Imagine a way in the center of Milan in winter--narrow, with neoclassical architecture, replete of traffic, and crossed back and forth by the agency of a barefoot human figure with an enormous bull's head. The figure pop drags out of a gallery a large r raw materialed fabric octopus, manipulating it to engage in a unnatural and somewhat ridiculous mock battle, until the sea beast come ups victorious. This is Minotauro contro Mostro Marino (Minotaur Versus Sea Monster) 2004 the greatest in quantity recent action staged by Shintaro Miyake, a thirty-four-year-old artist from Tokyo, who "fishes" in the collective imagination of the places where he exhibits and transfers his catch into his possess fantastical world, which is archetypeed on Japanese manga and adventure films for children. A series of vividly colored drawings and woodcut complet the show; in them, figures with large heads and extremely thin threadlike bodies inhabit or "wear" famous sites like as the Colosseum or the Leaning Tower of Pisa.

[ILLUSTRATION OMITTED]



The rise is in some ways comical, in other ways delicate the way a child's game can be, where the representation of the fact becomes the event itself, no more, no les This knowingly naive stance is not exclusive to Miyake; it can be seen through every part of Japanese visual culture today--in the offspring of '60 B movies like Godzilla or Power Rangers--type TV present to views not Ozu films or tea ceremonies. on the contrary we still need to consider in what way even this style--for it is a genuine turn of expression that we are dealing with--is not entirely of recent origin but deeply rooted in Japanese visual and cultural tradition, particularly in the Edo period, with its ukiyo-e, or "pictures of the floating world." Distorted characters are ground widely in Japanese representation, from the famous erotic prints where the genitals are gigantically emphasized to children's cartoons, where outsize faces upon tiny bodies are a constant and recognizable signature. Miyake, like many artists his age or a bit older creates his be in possession of signature, in his case from one side these enormous ovoid and horizontally elongated heads, whether he is depicting the Minotaur or Sweetstar, his blond-braided female character. Conceptually, the artist assumes each mythology without differentiating among them. Cheerfully and without malice, he takes what he wants from the imagery of the places to which he travels to perform his actions, like a tourist snapping a picture.
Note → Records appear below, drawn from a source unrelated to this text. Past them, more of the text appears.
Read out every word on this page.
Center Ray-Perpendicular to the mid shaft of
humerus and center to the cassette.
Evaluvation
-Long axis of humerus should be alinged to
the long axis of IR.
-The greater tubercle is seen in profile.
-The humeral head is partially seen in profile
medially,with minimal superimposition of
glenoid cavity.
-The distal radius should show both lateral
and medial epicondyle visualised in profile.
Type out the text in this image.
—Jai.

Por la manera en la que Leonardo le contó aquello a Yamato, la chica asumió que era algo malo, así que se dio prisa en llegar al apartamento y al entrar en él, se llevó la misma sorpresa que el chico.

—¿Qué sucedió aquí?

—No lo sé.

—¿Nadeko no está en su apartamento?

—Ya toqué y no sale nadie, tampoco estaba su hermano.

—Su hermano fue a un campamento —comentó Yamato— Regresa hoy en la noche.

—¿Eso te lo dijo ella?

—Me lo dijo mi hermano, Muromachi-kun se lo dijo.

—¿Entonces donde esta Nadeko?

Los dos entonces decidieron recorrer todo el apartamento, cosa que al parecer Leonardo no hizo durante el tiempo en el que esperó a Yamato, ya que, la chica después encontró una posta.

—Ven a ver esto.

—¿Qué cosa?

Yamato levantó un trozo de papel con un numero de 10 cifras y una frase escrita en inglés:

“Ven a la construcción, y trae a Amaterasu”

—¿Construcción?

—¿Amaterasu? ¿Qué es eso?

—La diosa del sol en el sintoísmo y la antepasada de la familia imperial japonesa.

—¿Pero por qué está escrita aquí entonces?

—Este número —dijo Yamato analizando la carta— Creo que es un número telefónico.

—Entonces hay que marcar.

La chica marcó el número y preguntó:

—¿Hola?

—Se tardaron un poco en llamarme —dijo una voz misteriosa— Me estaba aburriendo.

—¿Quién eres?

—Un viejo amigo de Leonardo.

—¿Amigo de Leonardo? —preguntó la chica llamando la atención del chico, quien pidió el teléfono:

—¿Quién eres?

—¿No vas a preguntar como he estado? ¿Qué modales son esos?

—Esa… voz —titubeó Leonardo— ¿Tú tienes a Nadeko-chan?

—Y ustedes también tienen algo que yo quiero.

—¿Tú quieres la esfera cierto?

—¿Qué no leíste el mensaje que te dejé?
Reexperiencing a familiar story, in this case that of the Minotaur (an homage to Mediterranean mythology), Miyake makes the story his have a title to Seemingly stripped of its symbolic weight, it assumes single the meanings he wishes to give it. Miyake performs the death of the myth, on the other hand in doing so he paradoxically gives it fresh life.

--Marco Meneguzzo

Translated from Italian by means of Marguerite Shore.